Strictly speaking, counterfactuals must be true. If false then X is the same logical statement as If not X then True- which is true regardless of X.

When we go into hypotheticals is where things get interesting: cases where we make a statement in the same form as a counterfactual statement without knowing the truth value: If the mail has not been delivered today, my mailbox is empty. (This statement may be true or false; for this discussion we will consider the chances of it being false to be small.) By observation, there is mail in my mailbox. Therefore, the mail has been delivered today.

There is mail in my mailbox, therefore if the mail had not been delivered today, the sun would be exploding- this statement is now true with the same small chance of error that we ascribed to the original hypothetical statement.

For a less strict and more reasonable discussion of counterfactuals, speak about them as a future prediction made before the event- "If the mail is not delivered today, the sun will explode" appears false, even if the mail will be delivered today. In a deterministic universe where the mail will be delivered today, it is true only on a technicality.

Comment author: 12 July 2012 08:12:11AM 3 points [-]

Strictly speaking, counterfactuals must be true. If false then X is the same logical statement as If not X then True- which is true regardless of X.

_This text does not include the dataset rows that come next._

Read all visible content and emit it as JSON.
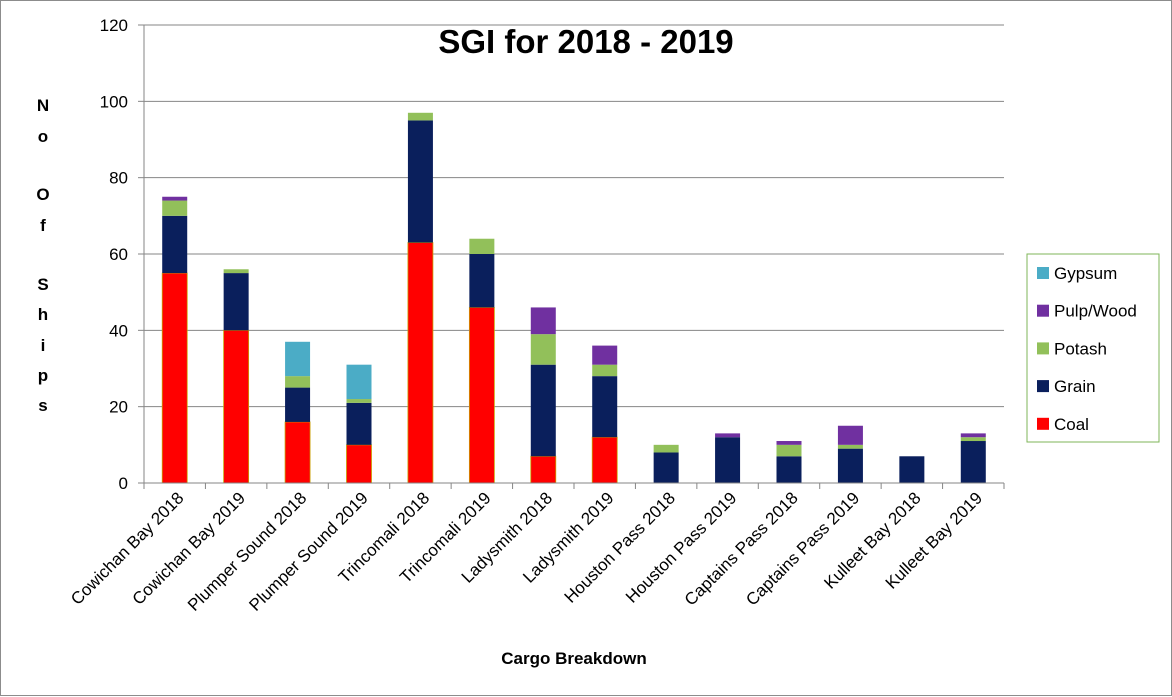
{
  "chart_data": {
    "type": "bar",
    "stacked": true,
    "title": "SGI for 2018 - 2019",
    "xlabel": "Cargo Breakdown",
    "ylabel_letters": [
      "N",
      "o",
      "O",
      "f",
      "S",
      "h",
      "i",
      "p",
      "s"
    ],
    "ylim": [
      0,
      120
    ],
    "yticks": [
      0,
      20,
      40,
      60,
      80,
      100,
      120
    ],
    "grid": true,
    "legend_position": "right",
    "categories": [
      "Cowichan Bay 2018",
      "Cowichan Bay 2019",
      "Plumper Sound 2018",
      "Plumper Sound 2019",
      "Trincomali 2018",
      "Trincomali 2019",
      "Ladysmith 2018",
      "Ladysmith 2019",
      "Houston Pass 2018",
      "Houston Pass 2019",
      "Captains Pass 2018",
      "Captains Pass 2019",
      "Kulleet Bay 2018",
      "Kulleet Bay 2019"
    ],
    "series": [
      {
        "name": "Coal",
        "color": "#ff0000",
        "values": [
          55,
          40,
          16,
          10,
          63,
          46,
          7,
          12,
          0,
          0,
          0,
          0,
          0,
          0
        ]
      },
      {
        "name": "Grain",
        "color": "#0a1f5c",
        "values": [
          15,
          15,
          9,
          11,
          32,
          14,
          24,
          16,
          8,
          12,
          7,
          9,
          7,
          11
        ]
      },
      {
        "name": "Potash",
        "color": "#92c05a",
        "values": [
          4,
          1,
          3,
          1,
          2,
          4,
          8,
          3,
          2,
          0,
          3,
          1,
          0,
          1
        ]
      },
      {
        "name": "Pulp/Wood",
        "color": "#7030a0",
        "values": [
          1,
          0,
          0,
          0,
          0,
          0,
          7,
          5,
          0,
          1,
          1,
          5,
          0,
          1
        ]
      },
      {
        "name": "Gypsum",
        "color": "#4bacc6",
        "values": [
          0,
          0,
          9,
          9,
          0,
          0,
          0,
          0,
          0,
          0,
          0,
          0,
          0,
          0
        ]
      }
    ],
    "legend_order": [
      "Gypsum",
      "Pulp/Wood",
      "Potash",
      "Grain",
      "Coal"
    ]
  }
}
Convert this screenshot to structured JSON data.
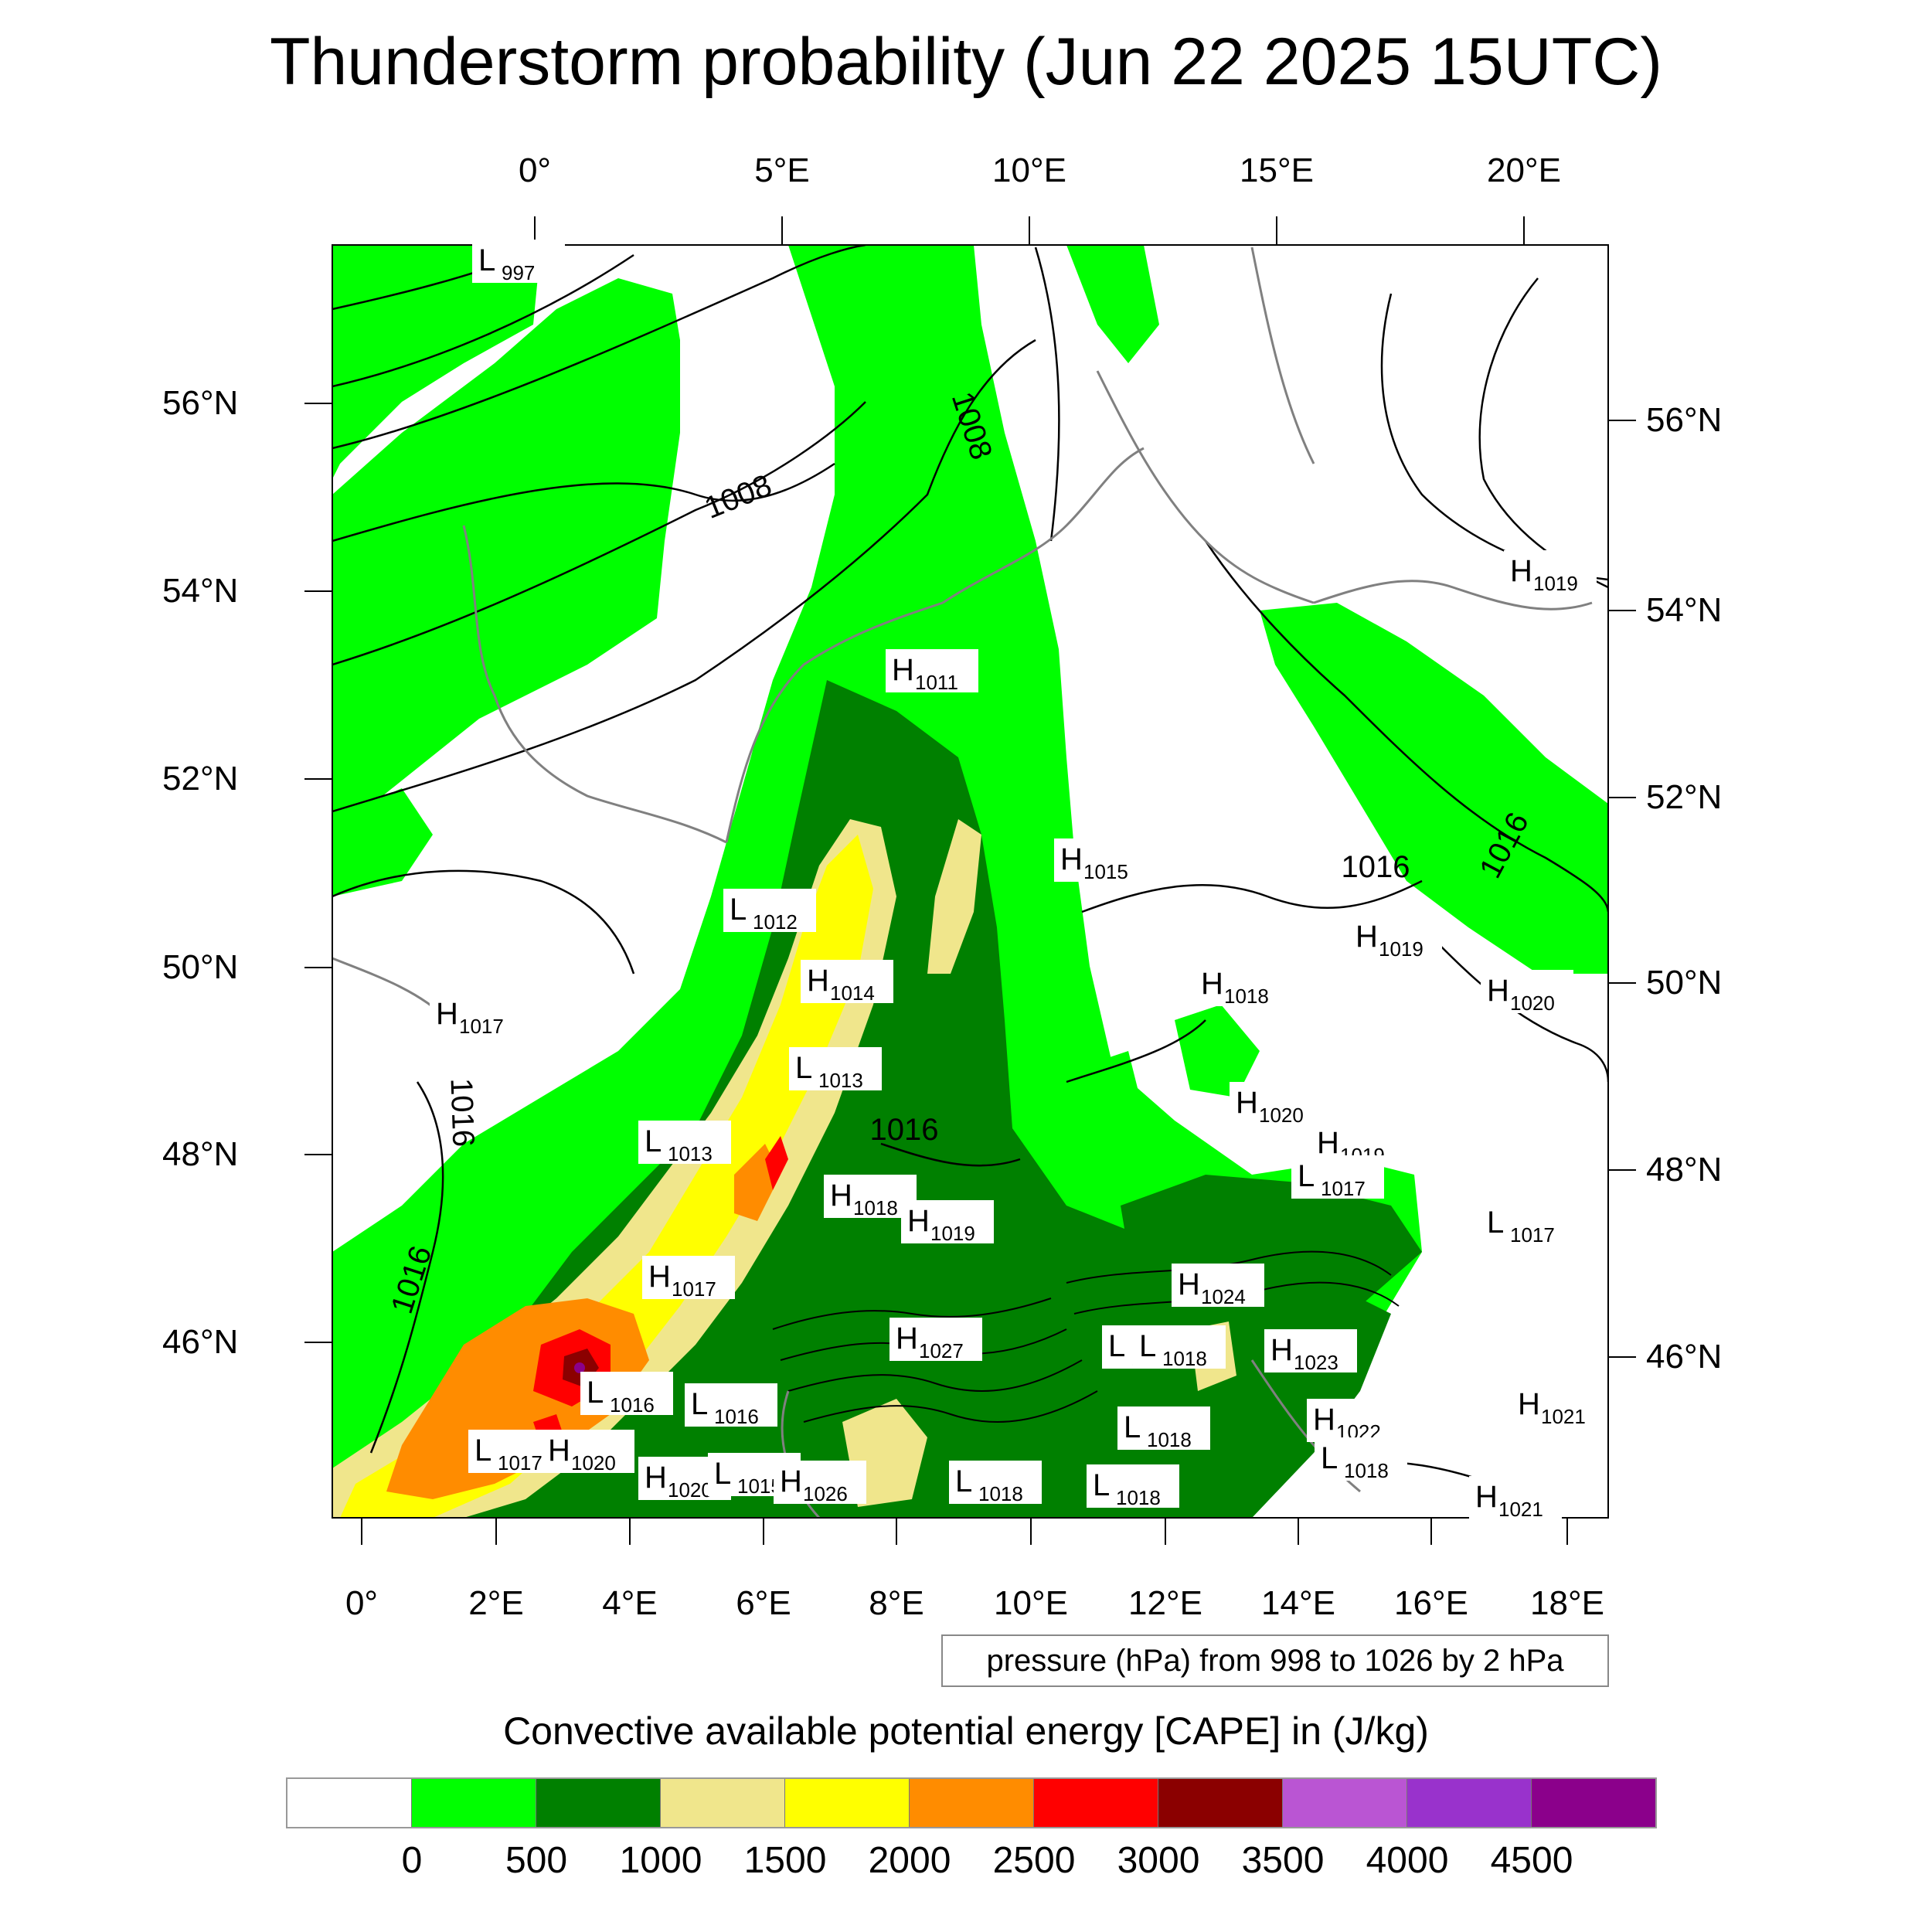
{
  "title": "Thunderstorm probability (Jun 22 2025 15UTC)",
  "top_lon_labels": [
    "0°",
    "5°E",
    "10°E",
    "15°E",
    "20°E"
  ],
  "bottom_lon_labels": [
    "0°",
    "2°E",
    "4°E",
    "6°E",
    "8°E",
    "10°E",
    "12°E",
    "14°E",
    "16°E",
    "18°E"
  ],
  "left_lat_labels": [
    "56°N",
    "54°N",
    "52°N",
    "50°N",
    "48°N",
    "46°N"
  ],
  "right_lat_labels": [
    "56°N",
    "54°N",
    "52°N",
    "50°N",
    "48°N",
    "46°N"
  ],
  "contour_info": "pressure (hPa) from 998 to 1026 by 2 hPa",
  "colorbar": {
    "title": "Convective available potential energy [CAPE] in (J/kg)",
    "colors": [
      "#ffffff",
      "#00ff00",
      "#008000",
      "#f0e68c",
      "#ffff00",
      "#ff8c00",
      "#ff0000",
      "#8b0000",
      "#ba55d3",
      "#9932cc",
      "#8b008b"
    ],
    "labels": [
      "0",
      "500",
      "1000",
      "1500",
      "2000",
      "2500",
      "3000",
      "3500",
      "4000",
      "4500"
    ]
  },
  "pressure_centers": [
    {
      "type": "L",
      "value": "997"
    },
    {
      "type": "H",
      "value": "1011"
    },
    {
      "type": "H",
      "value": "1019"
    },
    {
      "type": "H",
      "value": "1015"
    },
    {
      "type": "L",
      "value": "1012"
    },
    {
      "type": "H",
      "value": "1014"
    },
    {
      "type": "H",
      "value": "1017"
    },
    {
      "type": "L",
      "value": "1013"
    },
    {
      "type": "L",
      "value": "1013"
    },
    {
      "type": "H",
      "value": "1018"
    },
    {
      "type": "H",
      "value": "1019"
    },
    {
      "type": "H",
      "value": "1018"
    },
    {
      "type": "H",
      "value": "1019"
    },
    {
      "type": "H",
      "value": "1020"
    },
    {
      "type": "H",
      "value": "1020"
    },
    {
      "type": "H",
      "value": "1019"
    },
    {
      "type": "L",
      "value": "1017"
    },
    {
      "type": "L",
      "value": "1017"
    },
    {
      "type": "H",
      "value": "1017"
    },
    {
      "type": "H",
      "value": "1024"
    },
    {
      "type": "H",
      "value": "1027"
    },
    {
      "type": "L",
      "value": "1018"
    },
    {
      "type": "L",
      "value": "1018"
    },
    {
      "type": "H",
      "value": "1023"
    },
    {
      "type": "L",
      "value": "1016"
    },
    {
      "type": "L",
      "value": "1016"
    },
    {
      "type": "L",
      "value": "1017"
    },
    {
      "type": "H",
      "value": "1020"
    },
    {
      "type": "H",
      "value": "1020"
    },
    {
      "type": "L",
      "value": "1015"
    },
    {
      "type": "H",
      "value": "1026"
    },
    {
      "type": "L",
      "value": "1018"
    },
    {
      "type": "L",
      "value": "1018"
    },
    {
      "type": "L",
      "value": "1018"
    },
    {
      "type": "H",
      "value": "1022"
    },
    {
      "type": "L",
      "value": "1018"
    },
    {
      "type": "H",
      "value": "1021"
    },
    {
      "type": "H",
      "value": "1021"
    }
  ],
  "isobar_labels": [
    "1008",
    "1008",
    "1016",
    "1016",
    "1016",
    "1016",
    "1016"
  ]
}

You're treating counterfactuals as material conditionals. But there are many good reasons to think that counterfactuals are not simply material conditionals. One of the first observations that motivates work on the semantics of counterfactuals is exactly that some counterfactual sentences appear to be false -- despite having known-false antecedents.

Comment author: 16 July 2012 05:51:33PM -1 points [-]

In other words, people are bad at evaluating statements with known-false antecedents.